As of June 4, 2026, the practical question for many small teams is no longer whether ChatGPT can connect to work tools. It is whether the team should turn those connections on broadly, and under what rules.
OpenAI's Apps in ChatGPT help page says connectors are now called apps, with capabilities that can include file search, deep research, sync and actions. That sounds like a tidy product rename, but it changes the rollout conversation. Once ChatGPT can search Google Drive, summarize Slack threads or use synced company knowledge, the tool is part of the team's information system rather than just a blank chat window.
Start with the job, not the integration. A connected app is worth testing when it removes a repeated handoff:
- A manager needs a weekly brief from project channels.
- A support lead needs answers tied to current help docs.
- A founder wants meeting prep from a narrow folder of customer notes.
- An operations assistant needs to find the current policy without opening five old copies.
If the use case is just "maybe people will search better," keep the rollout small. Broad access makes sense only after the team can name the questions, source systems and review path.
The first setup choice is whether the app should search, sync or act. Search is the lowest-risk starting point because the person is asking a question in the moment. Sync can be useful when the team needs faster answers from internal files, but it also means deciding which drives, folders and users are included ahead of time. Actions deserve the most caution because the tool may create or update information outside ChatGPT.
For Google Drive, read the setup details before assuming it is a one-click feature. OpenAI's Google Drive app with sync setup describes both self-service and admin-managed approaches. It also notes that quick setup is recommended for ChatGPT workspaces with ten or fewer users, while admin-controlled setup uses a Google service account and can sync files and existing permissions for enabled users. That gives small teams a sensible default: start with a controlled group and one clear domain, not every shared drive by habit.

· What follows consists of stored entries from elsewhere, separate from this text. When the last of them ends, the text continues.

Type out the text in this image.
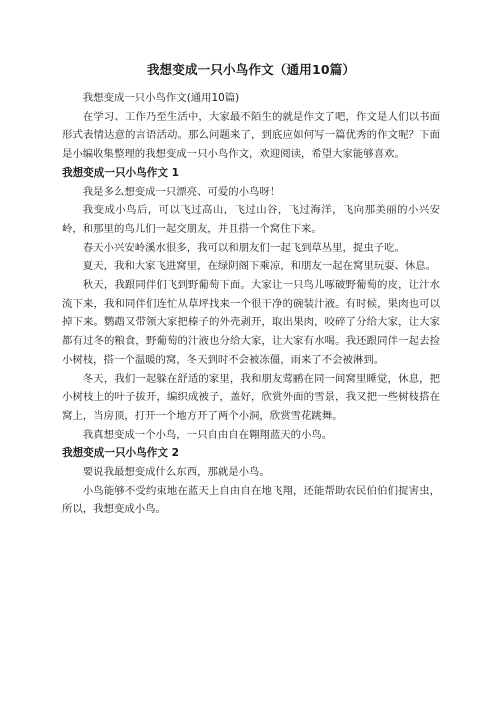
我想变成一只小鸟作文（通用10篇）

我想变成一只小鸟作文(通用10篇)

在学习、工作乃至生活中，大家最不陌生的就是作文了吧，作文是人们以书面形式表情达意的言语活动。那么问题来了，到底应如何写一篇优秀的作文呢？下面是小编收集整理的我想变成一只小鸟作文，欢迎阅读，希望大家能够喜欢。

我想变成一只小鸟作文 1

我是多么想变成一只漂亮、可爱的小鸟呀！

我变成小鸟后，可以飞过高山，飞过山谷，飞过海洋，飞向那美丽的小兴安岭，和那里的鸟儿们一起交朋友，并且搭一个窝住下来。

春天小兴安岭溪水很多，我可以和朋友们一起飞到草丛里，捉虫子吃。

夏天，我和大家飞进窝里，在绿阴阁下乘凉，和朋友一起在窝里玩耍、休息。

秋天，我跟同伴们飞到野葡萄下面。大家让一只鸟儿啄破野葡萄的皮，让汁水流下来，我和同伴们连忙从草坪找来一个很干净的碗装汁液。有时候，果肉也可以掉下来。鹦鹉又带领大家把榛子的外壳剥开，取出果肉，咬碎了分给大家，让大家都有过冬的粮食，野葡萄的汁液也分给大家，让大家有水喝。我还跟同伴一起去捡小树枝，搭一个温暖的窝，冬天到时不会被冻僵，雨来了不会被淋到。

冬天，我们一起躲在舒适的家里，我和朋友莺鹂在同一间窝里睡觉，休息，把小树枝上的叶子拔开，编织成被子，盖好，欣赏外面的雪景，我又把一些树枝搭在窝上，当房顶，打开一个地方开了两个小洞，欣赏雪花跳舞。

我真想变成一个小鸟，一只自由自在翱翔蓝天的小鸟。

我想变成一只小鸟作文 2

要说我最想变成什么东西，那就是小鸟。

小鸟能够不受约束地在蓝天上自由自在地飞翔，还能帮助农民伯伯们捉害虫，所以，我想变成小鸟。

The shared-drive decision matters. Before enabling sync, list the places ChatGPT should not use: finance, HR, legal drafts, client folders with separate access rules, archived proposals and personal working folders. If the answer is "everything except a few things," check whether the exclusion list is stable enough to maintain. If the answer is "only these folders," an include-first setup is easier to reason about.
Slack needs a different pilot. OpenAI's ChatGPT Slack app help page says the app can search and summarize Slack messages, threads and channels the user can access, and that ChatGPT can reference Slack content automatically when relevant. That can save time, but it also means casual chat may become source material. Pick channels where this is appropriate: project updates, incidents, sales handoffs or support triage. Avoid testing first in messy social channels, sensitive management channels or direct-message-heavy workflows.
Use a five-part acceptance test before enabling an app for everyone:
- Can the tool answer five real questions with source links or clear references?
- Does it refuse, miss or avoid content the test user should not access?
- Can the admin explain which users, domains, drives or channels are in scope?
- Is there a simple way to disconnect, disable or narrow the app if results are wrong?
- Does the team know which outputs still require human review?
The best first rollout is usually one app, one workflow and one owner. For example: enable Google Drive sync for the operations lead and two managers, include the current policy and onboarding folders, then test ten real onboarding questions. Or enable Slack for a project lead, test three project channels, and ask for weekly decision summaries with links back to the original threads.
Do not skip the boring admin checks. OpenAI's admin controls page describes workspace-level controls, role-scoped access and action controls for apps. Even if the team is small, someone should own those settings. The owner should know which apps are enabled by default on the plan, who can connect accounts, which third-party terms apply and whether write actions are available.
The rollout is ready to widen when the pilot produces useful answers without permission surprises. If the main benefit is still vague, leave the app off and spend another week improving the team's folder structure or channel naming. Connected AI works best when the underlying work system is already understandable.